東大現代文のカリスマ=堀木先生の思い出

最もPVが多い記事が「中学受験国語と東大現代文は同じ解き方で!」なので、今回はそのおまけです。私の現代文の恩師は、代ゼミの堀木博禮(ひろのり)先生です。先生は、1980年代から90年代にかけて、NHK高校講座や旺文社ラジオ講座も担当しておられました。

 

堀木先生の講義には他塾から「もぐり」が来るほどで、当時は東大現代文のカリスマでした。
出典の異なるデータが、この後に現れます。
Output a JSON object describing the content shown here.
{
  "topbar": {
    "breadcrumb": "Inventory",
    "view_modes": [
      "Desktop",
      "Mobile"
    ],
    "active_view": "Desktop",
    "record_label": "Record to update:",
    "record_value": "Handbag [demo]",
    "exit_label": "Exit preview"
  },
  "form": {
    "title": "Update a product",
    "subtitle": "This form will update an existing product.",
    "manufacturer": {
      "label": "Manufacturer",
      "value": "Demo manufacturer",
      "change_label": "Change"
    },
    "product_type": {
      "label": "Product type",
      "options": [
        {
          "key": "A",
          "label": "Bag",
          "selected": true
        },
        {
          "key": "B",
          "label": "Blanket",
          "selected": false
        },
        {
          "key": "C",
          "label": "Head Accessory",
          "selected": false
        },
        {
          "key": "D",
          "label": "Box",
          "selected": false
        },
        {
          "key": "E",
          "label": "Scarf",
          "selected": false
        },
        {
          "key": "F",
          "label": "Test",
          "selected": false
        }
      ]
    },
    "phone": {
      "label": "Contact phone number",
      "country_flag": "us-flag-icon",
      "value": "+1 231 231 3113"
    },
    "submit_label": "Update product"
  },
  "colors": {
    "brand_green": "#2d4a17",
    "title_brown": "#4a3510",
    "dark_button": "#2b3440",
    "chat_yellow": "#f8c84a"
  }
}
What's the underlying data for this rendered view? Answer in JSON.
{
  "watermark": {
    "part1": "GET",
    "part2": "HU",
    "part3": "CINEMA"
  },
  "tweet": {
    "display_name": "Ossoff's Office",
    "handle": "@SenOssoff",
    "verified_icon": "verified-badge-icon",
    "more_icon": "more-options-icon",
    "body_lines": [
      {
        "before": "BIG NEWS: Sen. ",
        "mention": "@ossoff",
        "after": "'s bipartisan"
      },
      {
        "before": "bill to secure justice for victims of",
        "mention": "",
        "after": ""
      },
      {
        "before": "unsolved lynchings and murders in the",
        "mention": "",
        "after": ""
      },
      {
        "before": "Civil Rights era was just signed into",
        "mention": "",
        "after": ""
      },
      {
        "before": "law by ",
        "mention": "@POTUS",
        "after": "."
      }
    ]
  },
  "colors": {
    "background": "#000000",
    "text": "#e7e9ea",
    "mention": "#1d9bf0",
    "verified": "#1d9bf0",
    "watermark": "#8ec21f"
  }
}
冗談・脱線は一切なく、淡々・朴訥とした口調は「堀木の子守歌」と言われていました。その実は、正統派国語教育への情熱がみなぎり、受験生の貴重な時間を一分一秒たりとも無駄にしない誠実さにあふれていたと思います。生徒は、先生の精読についていくために、一言も聞き漏らすまいと、必死でくらいついていました。

 

堀木先生の精読は、記号やテクニックなどなく、「書いてあるとおりに読む」ことです。板書もほぼないので、安易な解法を求める生徒は去っていきます。入試直前期まで残るのは、堀木先生の教養と人柄に心酔し、先生の精読に一歩でも近づきたいと考える生徒たちでした。合格・不合格を超えて、残された時間ぎりぎりまで、先生の講義を聴きたいから集まっていたのです。

 

「書いてあるとおりに読む」という教えを、私は「自我や主観を消して、筆者の考えを聴くことに徹する」と理解しました。先生は2001年に70歳で亡くなったそうですが、寂しい晩年と言われるのは、とても残念です。没後20年を経た2022年に、Z会から堀木先生の名前で新刊が発行されたのは、いまだに多くの教え子が先生を慕っているからでしょう。心から尊敬できる国語教師に出会えたのは、本当に幸運であったと思います。